Фавор ее и слепая привязанность к нему Анны бросились всем в глаза в Москве, когда он вместе с нею приехал на коронацию Петра II; влиятельные сферы тогда уже стали коситься на эту связь, и как ни старался он втереться в милость у сильных людей, как ни ревностно разыскивал собак для Ив. Долгорукого, — отношение к нему русского двора не изменилось, и Анне, добивавшейся увеличения своей субсидии, пришлось проглотить горькую пилюлю в виде заявления Совета, что деньги будут даны с условием, чтобы Бирон не распоряжался ими. Депутация, предложившая Анне в Митав корону, потребовала от нее обещания не брать с собою фаворита в Россию.
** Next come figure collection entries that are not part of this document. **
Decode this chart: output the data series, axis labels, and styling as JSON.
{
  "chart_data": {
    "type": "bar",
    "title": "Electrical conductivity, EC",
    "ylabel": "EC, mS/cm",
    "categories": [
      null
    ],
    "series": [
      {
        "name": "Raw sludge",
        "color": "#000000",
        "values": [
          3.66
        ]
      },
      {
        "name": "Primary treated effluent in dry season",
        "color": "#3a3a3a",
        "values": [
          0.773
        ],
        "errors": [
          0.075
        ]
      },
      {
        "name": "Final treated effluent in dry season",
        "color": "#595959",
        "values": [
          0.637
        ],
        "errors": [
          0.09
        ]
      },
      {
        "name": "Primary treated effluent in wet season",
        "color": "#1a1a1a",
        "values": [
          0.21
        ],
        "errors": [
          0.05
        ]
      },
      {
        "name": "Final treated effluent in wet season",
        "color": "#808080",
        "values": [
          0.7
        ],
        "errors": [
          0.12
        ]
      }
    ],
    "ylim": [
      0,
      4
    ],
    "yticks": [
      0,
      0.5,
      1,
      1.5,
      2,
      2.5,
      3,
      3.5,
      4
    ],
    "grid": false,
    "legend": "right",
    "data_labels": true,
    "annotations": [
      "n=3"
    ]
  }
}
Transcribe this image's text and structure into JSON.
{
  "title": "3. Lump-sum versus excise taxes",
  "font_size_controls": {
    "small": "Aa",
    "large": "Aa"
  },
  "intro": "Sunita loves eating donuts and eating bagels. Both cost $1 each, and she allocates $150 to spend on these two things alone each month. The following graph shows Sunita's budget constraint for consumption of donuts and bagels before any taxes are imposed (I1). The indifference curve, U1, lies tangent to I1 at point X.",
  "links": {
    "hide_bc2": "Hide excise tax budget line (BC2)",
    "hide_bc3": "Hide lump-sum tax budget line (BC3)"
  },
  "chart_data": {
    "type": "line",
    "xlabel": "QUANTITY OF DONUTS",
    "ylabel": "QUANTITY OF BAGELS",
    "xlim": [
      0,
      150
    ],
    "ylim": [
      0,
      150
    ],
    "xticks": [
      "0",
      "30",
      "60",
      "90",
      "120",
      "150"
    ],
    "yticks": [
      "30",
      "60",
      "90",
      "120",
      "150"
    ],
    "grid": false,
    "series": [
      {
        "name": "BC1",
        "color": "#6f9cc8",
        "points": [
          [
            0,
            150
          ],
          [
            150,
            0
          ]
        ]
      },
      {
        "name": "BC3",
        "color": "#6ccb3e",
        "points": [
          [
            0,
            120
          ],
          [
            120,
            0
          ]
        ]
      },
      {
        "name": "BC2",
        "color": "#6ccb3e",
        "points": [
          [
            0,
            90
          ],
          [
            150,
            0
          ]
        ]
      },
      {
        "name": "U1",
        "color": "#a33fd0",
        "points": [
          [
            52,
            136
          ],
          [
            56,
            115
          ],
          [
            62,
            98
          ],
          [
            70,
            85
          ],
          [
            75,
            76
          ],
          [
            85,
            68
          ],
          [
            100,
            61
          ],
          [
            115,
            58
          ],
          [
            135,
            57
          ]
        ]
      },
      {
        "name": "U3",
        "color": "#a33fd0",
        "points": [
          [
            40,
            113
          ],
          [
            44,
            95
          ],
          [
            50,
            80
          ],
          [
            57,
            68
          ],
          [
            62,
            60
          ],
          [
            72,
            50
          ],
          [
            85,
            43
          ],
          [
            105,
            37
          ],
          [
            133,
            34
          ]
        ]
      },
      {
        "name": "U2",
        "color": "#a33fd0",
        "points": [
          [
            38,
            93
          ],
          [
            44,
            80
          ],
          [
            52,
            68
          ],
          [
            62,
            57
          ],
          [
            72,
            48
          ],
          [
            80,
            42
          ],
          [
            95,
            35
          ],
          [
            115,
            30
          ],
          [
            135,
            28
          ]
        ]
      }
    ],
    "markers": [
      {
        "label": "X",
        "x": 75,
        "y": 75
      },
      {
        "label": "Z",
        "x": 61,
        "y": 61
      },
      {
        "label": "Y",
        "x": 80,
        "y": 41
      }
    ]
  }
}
Неудивительно, что, появившись вновь в Москве уже в качестве первого друга императрицы, он принес с собой затаенную злобу и желание мести, которые должны были еще более обостриться, когда он заметил всеобщее раздражение против себя и прочих влиятельных немцев.
В 1923 году И. К. Василевский писал:
«Эрнст-Иоанн Бирон, служивший у Бестужева-Рюмина «по вольному найму для канцелярских занятий», однажды, 12 февраля 1718 года, по случаю болезни Бестужева, заменил его при передаче бумаг герцогине Курляндской Анне Иоанновне. С первой же встречи, увидев красивого и наглого молодого человека, Анна Иоанновна не скрывает своей заинтересованности. Она в восторге от нового знакомства, приказывает Бирону каждый день являться к ней с докладом, делает его своим личным секретарем, а затем и камер-юнкером.